Periodically, I would get it out and noodle around on it, but not very often and increasingly less and less. Usually it was far enough between times that I was mostly just struggling to maintain what I knew, not really improving. It was obvious that what I needed was practice time, but learning anything (particularly an instrument) is an exercise in frustration and futility, and requires a lot of persistence.

Last Halloween, a friend introduced me to a neighbor who was also learning to play accordion. It seemed a shame that two accordion players would live so close together and not meet up. Through a series of mishaps, it took some time to actually make it happen, but eventually we did meet up a few times to play.

This was the motivation I needed.

As I suspected, what I really needed was practice time. Actually playing the accordion in front of someone else was very motivational to not suck. And even now, when we’re not meeting anymore, I’ve still managed to practice a good 20 minutes a day, 3 days a week. And it’s amazing how much of a difference that makes!

There’s really only one accordion book, the Palmer Hughes Accordion Course. I’ve had this book since day one, but I never got into it. The whole thing seems so cheesy, with stupid, childlike illustrations accompanying stupid, childlike songs. It’s sort of a shame, though, because now that I’m really going through it, it’s actually a really good course!

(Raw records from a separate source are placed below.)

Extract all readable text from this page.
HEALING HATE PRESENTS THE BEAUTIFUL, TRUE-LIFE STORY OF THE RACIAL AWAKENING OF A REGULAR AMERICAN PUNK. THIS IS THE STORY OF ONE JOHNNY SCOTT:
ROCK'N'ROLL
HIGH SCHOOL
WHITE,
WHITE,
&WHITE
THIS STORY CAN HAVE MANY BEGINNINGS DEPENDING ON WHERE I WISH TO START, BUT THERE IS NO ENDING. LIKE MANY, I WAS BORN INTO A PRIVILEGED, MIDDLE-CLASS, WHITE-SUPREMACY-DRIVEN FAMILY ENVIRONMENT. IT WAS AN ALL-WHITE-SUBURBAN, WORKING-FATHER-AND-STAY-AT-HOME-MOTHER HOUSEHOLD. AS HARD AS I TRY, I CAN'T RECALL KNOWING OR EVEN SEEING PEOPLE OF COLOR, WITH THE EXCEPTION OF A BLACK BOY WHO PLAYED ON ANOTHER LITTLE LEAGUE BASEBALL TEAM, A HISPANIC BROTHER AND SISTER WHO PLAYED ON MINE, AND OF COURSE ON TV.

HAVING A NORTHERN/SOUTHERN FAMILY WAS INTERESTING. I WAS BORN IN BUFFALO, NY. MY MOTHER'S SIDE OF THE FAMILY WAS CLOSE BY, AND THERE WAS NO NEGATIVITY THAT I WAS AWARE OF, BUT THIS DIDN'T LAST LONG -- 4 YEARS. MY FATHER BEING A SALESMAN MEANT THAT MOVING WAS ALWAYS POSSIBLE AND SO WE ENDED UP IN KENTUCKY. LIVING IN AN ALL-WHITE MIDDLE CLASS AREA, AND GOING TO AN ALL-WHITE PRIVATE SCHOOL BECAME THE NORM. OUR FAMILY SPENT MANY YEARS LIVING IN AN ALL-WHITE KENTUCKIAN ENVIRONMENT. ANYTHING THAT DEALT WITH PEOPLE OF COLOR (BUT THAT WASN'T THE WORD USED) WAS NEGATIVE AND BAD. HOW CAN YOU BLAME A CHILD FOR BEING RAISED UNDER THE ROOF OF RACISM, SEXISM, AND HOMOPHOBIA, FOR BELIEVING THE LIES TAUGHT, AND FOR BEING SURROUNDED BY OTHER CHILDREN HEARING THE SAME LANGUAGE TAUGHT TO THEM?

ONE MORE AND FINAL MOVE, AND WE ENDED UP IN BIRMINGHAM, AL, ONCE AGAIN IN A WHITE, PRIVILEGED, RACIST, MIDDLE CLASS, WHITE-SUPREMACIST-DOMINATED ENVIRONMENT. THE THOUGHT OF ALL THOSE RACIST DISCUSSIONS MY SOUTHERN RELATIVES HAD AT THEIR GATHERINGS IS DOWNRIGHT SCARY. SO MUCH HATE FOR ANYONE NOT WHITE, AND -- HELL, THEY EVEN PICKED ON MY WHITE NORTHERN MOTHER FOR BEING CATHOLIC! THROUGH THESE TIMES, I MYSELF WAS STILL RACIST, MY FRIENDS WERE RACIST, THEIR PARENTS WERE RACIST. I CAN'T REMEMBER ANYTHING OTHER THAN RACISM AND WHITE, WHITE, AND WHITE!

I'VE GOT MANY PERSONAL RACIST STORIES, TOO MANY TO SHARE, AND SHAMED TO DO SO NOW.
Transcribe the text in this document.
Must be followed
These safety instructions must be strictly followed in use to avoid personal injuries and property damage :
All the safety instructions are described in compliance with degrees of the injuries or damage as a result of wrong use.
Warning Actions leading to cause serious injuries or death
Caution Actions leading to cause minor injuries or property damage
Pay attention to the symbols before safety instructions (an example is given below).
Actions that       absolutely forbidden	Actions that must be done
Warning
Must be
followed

I think part of it, though, was hearing the songs played by someone who could actually play them properly made them seem less silly. Listening to him play, I was like, “Hey, that actually sounds like a real song.!”

Each song in the book adds an additional skill, and the difficulty increases pretty quickly. As soon as you master one song, the next one piles another level of difficulty on top. I’m not ashamed to admit that it took me awhile to get “Mary had a little lamb” since they used a jazzed-up version to work on your two hands doing two different things at the same time. So even though the song is simple, the concepts weren’t! It seems like each new song make me go, “Oh man, I can’t do that *at all*.”

Nothing is more motivational than actually seeing progress. I know playing the first 3 or 4 songs in an introductory book is nothing to brag about, but it’s a long shot better than nothing and getting easier all the time!